Last Updated: April 8, 2020 @ 3:10 PM

(Warning: The following story contains MAJOR spoilers through the sixth episode of Hulu’s “Little Fires Everywhere”)

Wednesday’s “Little Fires Everywhere” told the backstory for both Mia (Kerry Washington) and Elena (Reese Witherspoon), the latter of which is something that was completely absent from Celeste Ng’s celebrated 2017 novel.

In fact, that has been one of the biggest themes of the Hulu series under showrunner Liz Tigelaar. In the book, readers find out how Mia Warren (back when she was Mia Wright) agreed to be a surrogate for a wealthy New York couple, only to end up running away with that baby. But there is virtually nothing, outside of a brief mention of a one-time former flame, that tells Elena’s backstory.

“The fact that we had eight hours in which we could tell the story, I think it just gave us a lot of opportunities to really think about how we could explore some other things inside of it all,” Lauren Neustadter, an executive producer on the series, told TheWrap. Neustadter is head of TV and film at Witherspoon’s Hello Sunshine. “What an amazing opportunity to say, ‘OK, this is the thing that you don’t know about Mia, and this is what informs her experience of being a mother, but also, here’s the thing you don’t know about Elena, and this is what informs her experience of being a mother. This is what makes these women who they are and how they are.'”

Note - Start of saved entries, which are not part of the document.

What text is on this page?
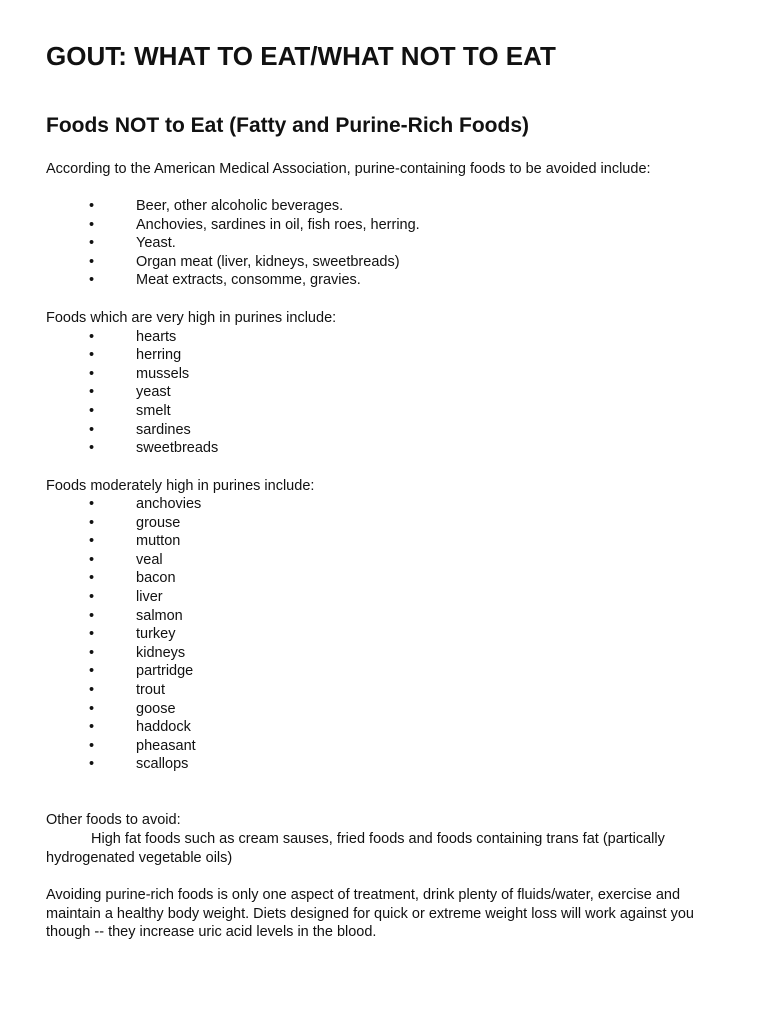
GOUT: WHAT TO EAT/WHAT NOT TO EAT
Foods NOT to Eat (Fatty and Purine-Rich Foods)

According to the American Medical Association, purine-containing foods to be avoided include:

•	Beer, other alcoholic beverages.
•	Anchovies, sardines in oil, fish roes, herring.
•	Yeast.
•	Organ meat (liver, kidneys, sweetbreads)
•	Meat extracts, consomme, gravies.

Foods which are very high in purines include:

•	hearts
•	herring
•	mussels
•	yeast
•	smelt
•	sardines
•	sweetbreads

Foods moderately high in purines include:

•	anchovies
•	grouse
•	mutton
•	veal
•	bacon
•	liver
•	salmon
•	turkey
•	kidneys
•	partridge
•	trout
•	goose
•	haddock
•	pheasant
•	scallops

Other foods to avoid:

High fat foods such as cream sauses, fried foods and foods containing trans fat (partically hydrogenated vegetable oils)

Avoiding purine-rich foods is only one aspect of treatment, drink plenty of fluids/water, exercise and maintain a healthy body weight. Diets designed for quick or extreme weight loss will work against you though -- they increase uric acid levels in the blood.
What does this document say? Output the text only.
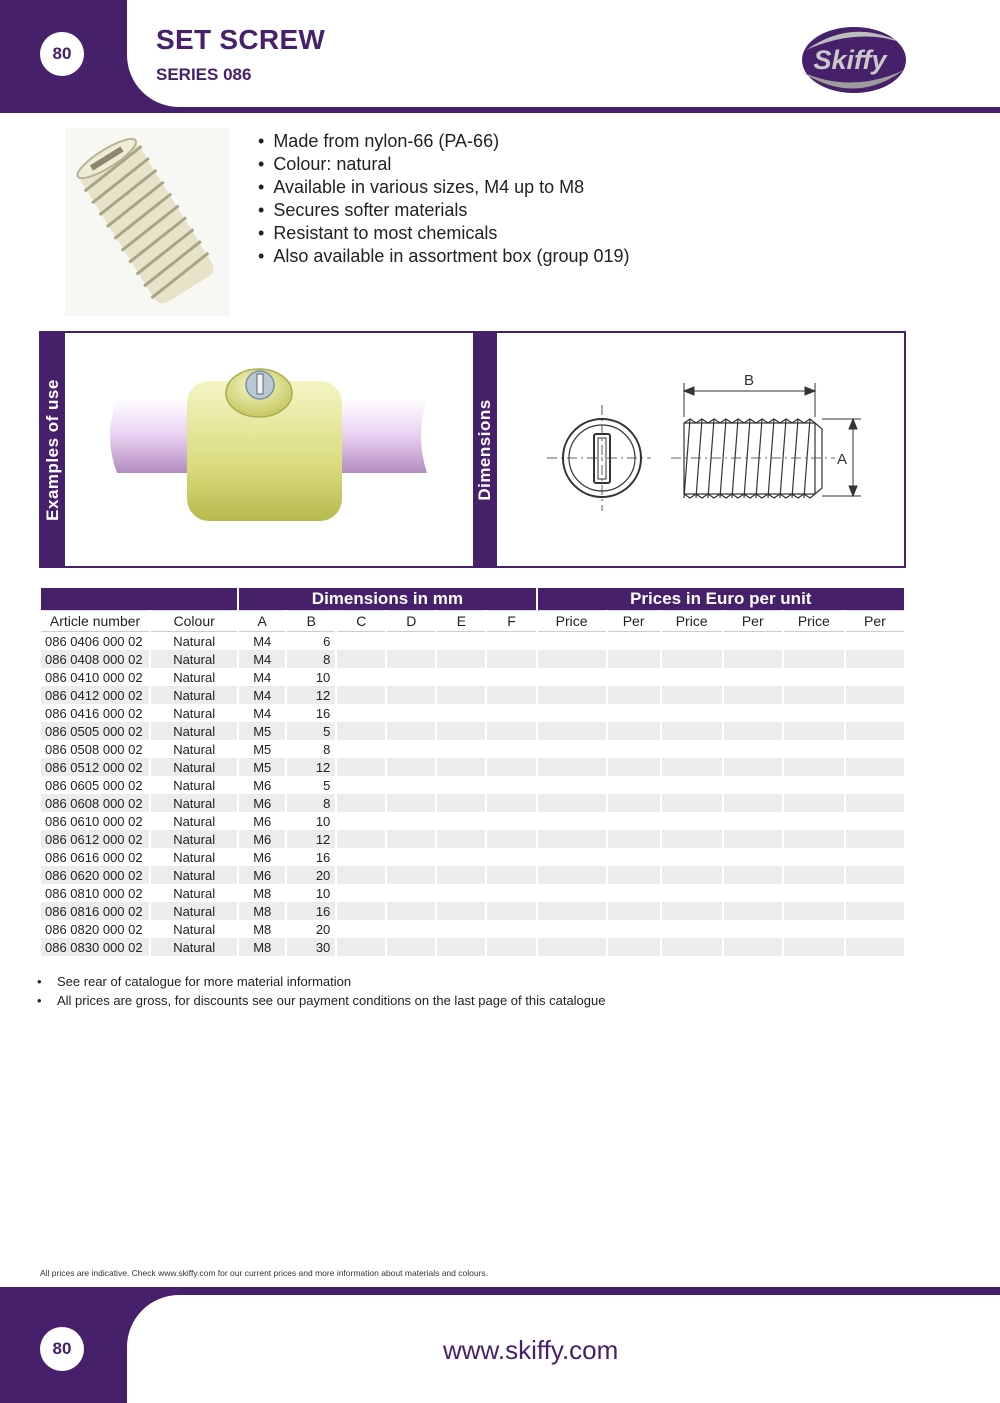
80	SET SCREW
SERIES 086	Skiffy
• Made from nylon-66 (PA-66)
• Colour: natural
• Available in various sizes, M4 up to M8
• Secures softer materials
• Resistant to most chemicals
• Also available in assortment box (group 019)
Examples of use	Dimensions
B
A
		Dimensions in mm						Prices in Euro per unit					
Article number	Colour	A	B	C	D	E	F	Price	Per	Price	Per	Price	Per
086 0406 000 02	Natural	M4	6										
086 0408 000 02	Natural	M4	8										
086 0410 000 02	Natural	M4	10										
086 0412 000 02	Natural	M4	12										
086 0416 000 02	Natural	M4	16										
086 0505 000 02	Natural	M5	5										
086 0508 000 02	Natural	M5	8										
086 0512 000 02	Natural	M5	12										
086 0605 000 02	Natural	M6	5										
086 0608 000 02	Natural	M6	8										
086 0610 000 02	Natural	M6	10										
086 0612 000 02	Natural	M6	12										
086 0616 000 02	Natural	M6	16										
086 0620 000 02	Natural	M6	20										
086 0810 000 02	Natural	M8	10										
086 0816 000 02	Natural	M8	16										
086 0820 000 02	Natural	M8	20										
086 0830 000 02	Natural	M8	30										
• See rear of catalogue for more material information
• All prices are gross, for discounts see our payment conditions on the last page of this catalogue
All prices are indicative. Check www.skiffy.com for our current prices and more information about materials and colours.
80	www.skiffy.com
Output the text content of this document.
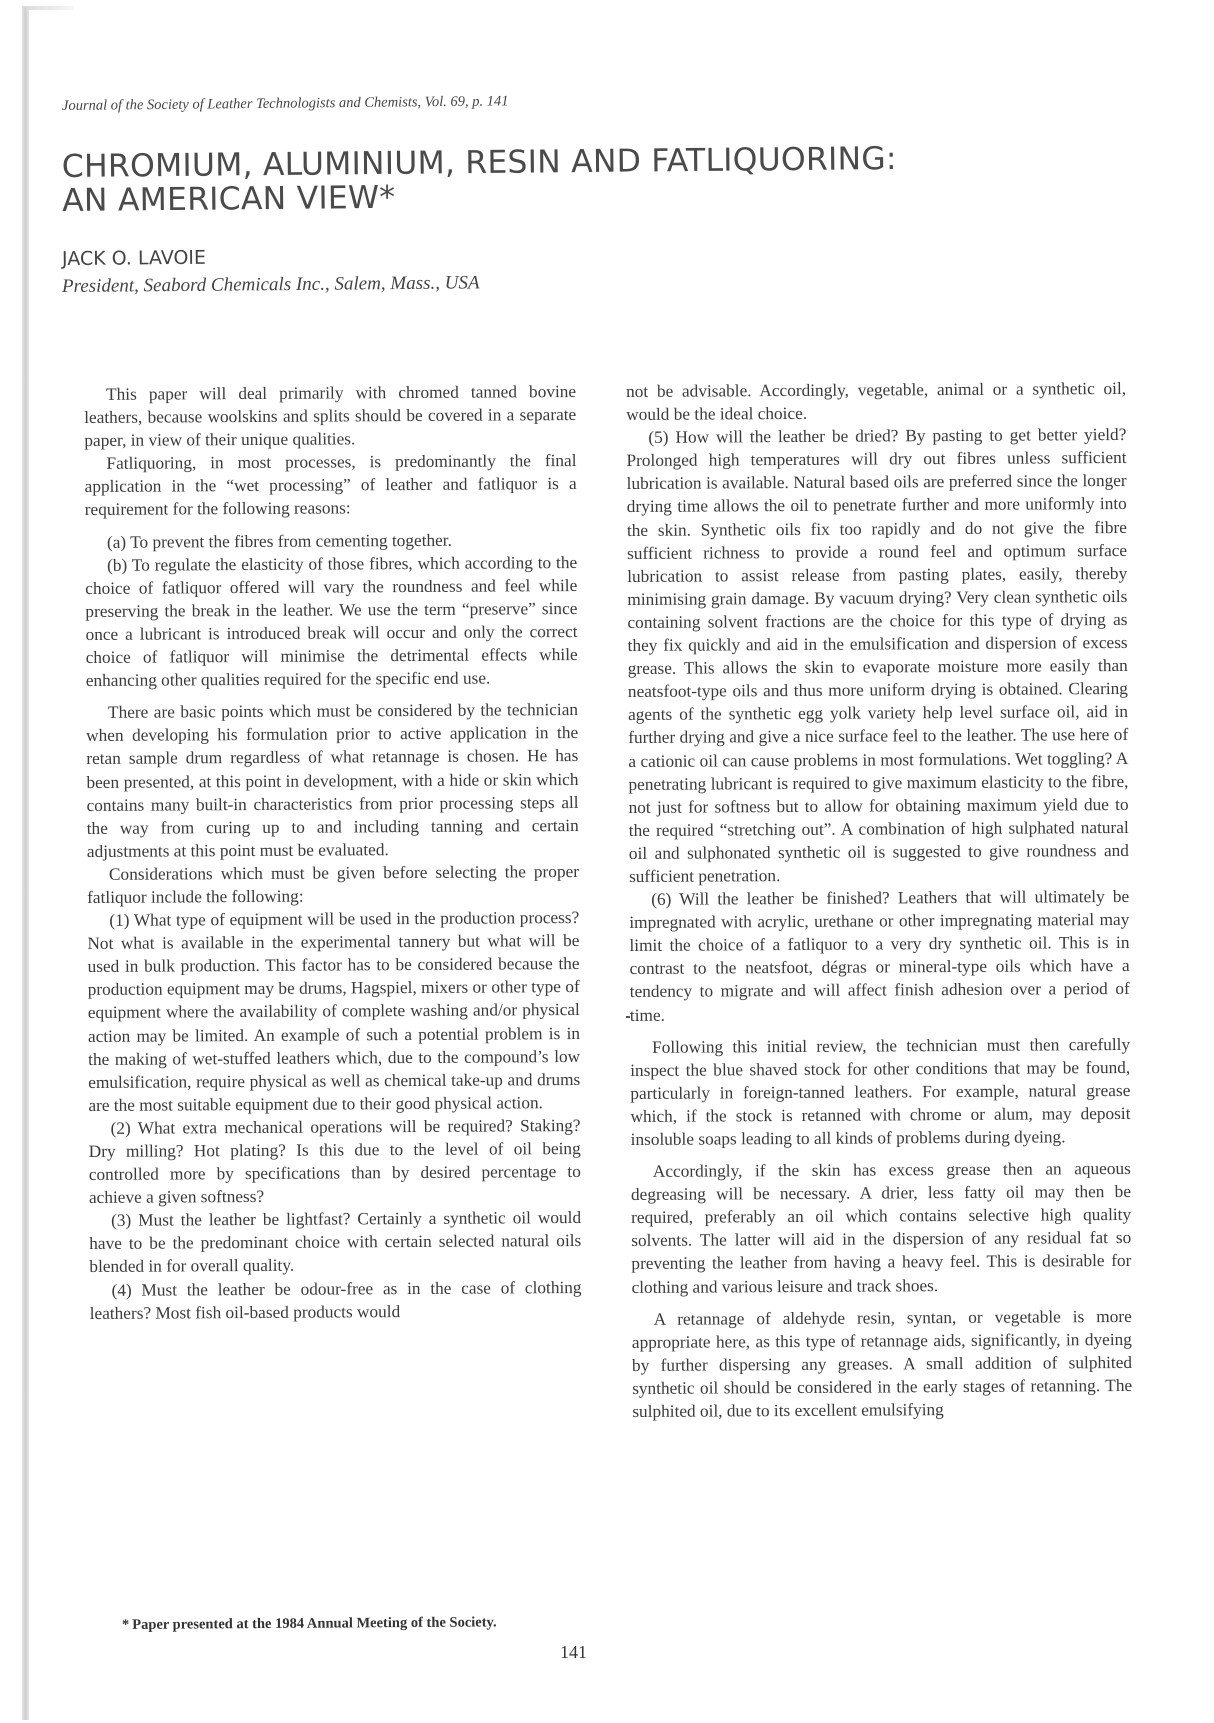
Journal of the Society of Leather Technologists and Chemists, Vol. 69, p. 141
CHROMIUM, ALUMINIUM, RESIN AND FATLIQUORING:
AN AMERICAN VIEW*
JACK O. LAVOIE
President, Seabord Chemicals Inc., Salem, Mass., USA

This paper will deal primarily with chromed tanned bovine leathers, because woolskins and splits should be covered in a separate paper, in view of their unique qualities.

Fatliquoring, in most processes, is predominantly the final application in the “wet processing” of leather and fatliquor is a requirement for the following reasons:

(a) To prevent the fibres from cementing together.

(b) To regulate the elasticity of those fibres, which according to the choice of fatliquor offered will vary the roundness and feel while preserving the break in the leather. We use the term “preserve” since once a lubricant is introduced break will occur and only the correct choice of fatliquor will minimise the detrimental effects while enhancing other qualities required for the specific end use.

There are basic points which must be considered by the technician when developing his formulation prior to active application in the retan sample drum regardless of what retannage is chosen. He has been presented, at this point in development, with a hide or skin which contains many built-in characteristics from prior processing steps all the way from curing up to and including tanning and certain adjustments at this point must be evaluated.

Considerations which must be given before selecting the proper fatliquor include the following:

(1) What type of equipment will be used in the production process? Not what is available in the experimental tannery but what will be used in bulk production. This factor has to be considered because the production equipment may be drums, Hagspiel, mixers or other type of equipment where the availability of complete washing and/or physical action may be limited. An example of such a potential problem is in the making of wet-stuffed leathers which, due to the compound’s low emulsification, require physical as well as chemical take-up and drums are the most suitable equipment due to their good physical action.

(2) What extra mechanical operations will be required? Staking? Dry milling? Hot plating? Is this due to the level of oil being controlled more by specifications than by desired percentage to achieve a given softness?

(3) Must the leather be lightfast? Certainly a synthetic oil would have to be the predominant choice with certain selected natural oils blended in for overall quality.

(4) Must the leather be odour-free as in the case of clothing leathers? Most fish oil-based products would

not be advisable. Accordingly, vegetable, animal or a synthetic oil, would be the ideal choice.

(5) How will the leather be dried? By pasting to get better yield? Prolonged high temperatures will dry out fibres unless sufficient lubrication is available. Natural based oils are preferred since the longer drying time allows the oil to penetrate further and more uniformly into the skin. Synthetic oils fix too rapidly and do not give the fibre sufficient richness to provide a round feel and optimum surface lubrication to assist release from pasting plates, easily, thereby minimising grain damage. By vacuum drying? Very clean synthetic oils containing solvent fractions are the choice for this type of drying as they fix quickly and aid in the emulsification and dispersion of excess grease. This allows the skin to evaporate moisture more easily than neatsfoot-type oils and thus more uniform drying is obtained. Clearing agents of the synthetic egg yolk variety help level surface oil, aid in further drying and give a nice surface feel to the leather. The use here of a cationic oil can cause problems in most formulations. Wet toggling? A penetrating lubricant is required to give maximum elasticity to the fibre, not just for softness but to allow for obtaining maximum yield due to the required “stretching out”. A combination of high sulphated natural oil and sulphonated synthetic oil is suggested to give roundness and sufficient penetration.

(6) Will the leather be finished? Leathers that will ultimately be impregnated with acrylic, urethane or other impregnating material may limit the choice of a fatliquor to a very dry synthetic oil. This is in contrast to the neatsfoot, dégras or mineral-type oils which have a tendency to migrate and will affect finish adhesion over a period of time.

Following this initial review, the technician must then carefully inspect the blue shaved stock for other conditions that may be found, particularly in foreign-tanned leathers. For example, natural grease which, if the stock is retanned with chrome or alum, may deposit insoluble soaps leading to all kinds of problems during dyeing.

Accordingly, if the skin has excess grease then an aqueous degreasing will be necessary. A drier, less fatty oil may then be required, preferably an oil which contains selective high quality solvents. The latter will aid in the dispersion of any residual fat so preventing the leather from having a heavy feel. This is desirable for clothing and various leisure and track shoes.

A retannage of aldehyde resin, syntan, or vegetable is more appropriate here, as this type of retannage aids, significantly, in dyeing by further dispersing any greases. A small addition of sulphited synthetic oil should be considered in the early stages of retanning. The sulphited oil, due to its excellent emulsifying

* Paper presented at the 1984 Annual Meeting of the Society.
141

AnnaSophia Robb plays the younger Elena in the episode, where we find out that she had a budding journalism career but adhered strictly to her “plan” of settling down in Shaker Heights, Ohio (where the story takes place). But that plan did not include having a fourth child, Izzy (Megan Stott), and the episode goes a long way in explaining the divide between Elena and her youngest daughter.

And that brings us to one of the other major changes from Ng’s novel: Izzy is a lesbian (ditto for Mia).

“What if it was something that she was grappling with but in the book she didn’t have the words to say it out loud, but in the show she did?” Neustadter said, adding that the late-1990s time period the story is set in only heightened the importance of that story. “It’s another facet of the story that we could explore and the moment in time that this all took place was not the same as it is now. People didn’t have language to have a lot of the conversations. To be able to sort of look at what is it like for Izzy to walk through the world in this moment in time. For those of us who grew up in the ’90s, it sure does feel like something that we can connect to. I think all of us wanted to make sure that it feels very authentic.”

Neustadter said Ng was involved and signed off on all the diversions of her story, and even appears in the series in a meta-style nod — during a book club gathering at the Richardson’s residence. “She was really in lockstep,” Neustadter continued. “She came to the writers’ room and actually she visited the writers’ room as we were breaking episode six.”